At about that time I suffered audio burnout and left the industry. I moved to Lawrence, Kansas, where I ended up working for Rueuter Organ Company—a firm that builds tracker organs from the ground up. I would take the ranks of pipes and the wind-chests and the consoles, and I would engineer the organ into a specific room. I just loved it—it was a thrilling experience every time out. But I like building things, so the whole time I worked for Rueuter, I was moonlighting—assembling systems for friends and for discos, constructing record racks, and stuff like that.
I met John Kiefer, a local record mogul, and we started a hi-fi shop. We were immediately successful, but I discovered that retail wasn't my thing. By 1978 I realized that I wanted to build stuff. Kansas University had a great engineering library, so I spent a year and a half in the stacks investigating everything ever written on the subject of electrostatic speakers.
Phillips: Some of that information must have gone practically back to Edison.
Sanders: Absolutely! Kellog and Rice did their work in the '20s, which was the great flowering of speaker design—electrostats, ribbons, and moving-coil speakers all come out of that era. Kellog and Rice lacked really good insulation technology—and, my God! their diaphragm material was a pig's intestine burnished with gold leaf! Even so, the difference in clarity and response was immediately apparent. It was a delightfully accurate and enchanting technology—theoretically, you could design a low-mass, extremely linear, crossoverless diaphragm that was capable of handling up to nine octaves of information—but it had huge drawbacks in implementation. The materials were not available, and the technology didn't really mature because of all the focus that had been placed on dynamic speaker design.
When you design an electrostat, you're trying to control a lightning storm. Electrostats didn't get loud, they blew up amplifiers, they blew up themselves—but these were not immutable issues, these were physical issues. I never felt that the concept was flawed. I pursued electrostatic technology believing that finding the right materials would solve the "insurmountable" problems that had plagued it.

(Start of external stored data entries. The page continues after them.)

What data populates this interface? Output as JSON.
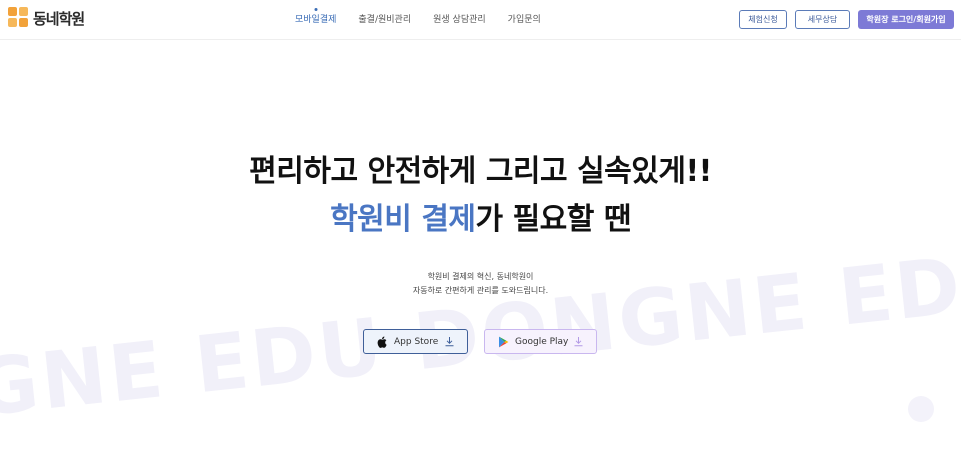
{
  "header": {
    "logo_text": "동네학원",
    "nav": [
      {
        "label": "모바일결제",
        "active": true
      },
      {
        "label": "출결/원비관리",
        "active": false
      },
      {
        "label": "원생 상담관리",
        "active": false
      },
      {
        "label": "가입문의",
        "active": false
      }
    ],
    "buttons": {
      "apply": "체험신청",
      "consult": "세무상담",
      "login": "학원장 로그인/회원가입"
    }
  },
  "hero": {
    "line1": "편리하고 안전하게 그리고 실속있게!!",
    "line2_accent": "학원비 결제",
    "line2_rest": "가 필요할 땐",
    "desc_line1": "학원비 결제의 혁신, 동네학원이",
    "desc_line2": "자동하로 간편하게 관리를 도와드립니다."
  },
  "stores": {
    "app_store": "App Store",
    "google_play": "Google Play"
  },
  "watermark": "GNE EDU DONGNE EDU",
  "colors": {
    "accent": "#4a76c3",
    "logo_orange": "#f2a23a",
    "login_button": "#7d7ad6"
  }
}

Peter Walker, Jim Strickland, Arnie Nudell, and Arthur Janszen had all done significant work, but I still felt the transducer element could be taken much further. I took to calling high-technology firms and asking questions and, surprisingly, I found a lot of engineers who got excited by my project and contributed information that led to several of Martin-Logan's breakthroughs, including vapor-deposited coating of the diaphragm and conformal coating of the stator material. That's also how we got the highly insulated spars we use as spacing elements on our transducer.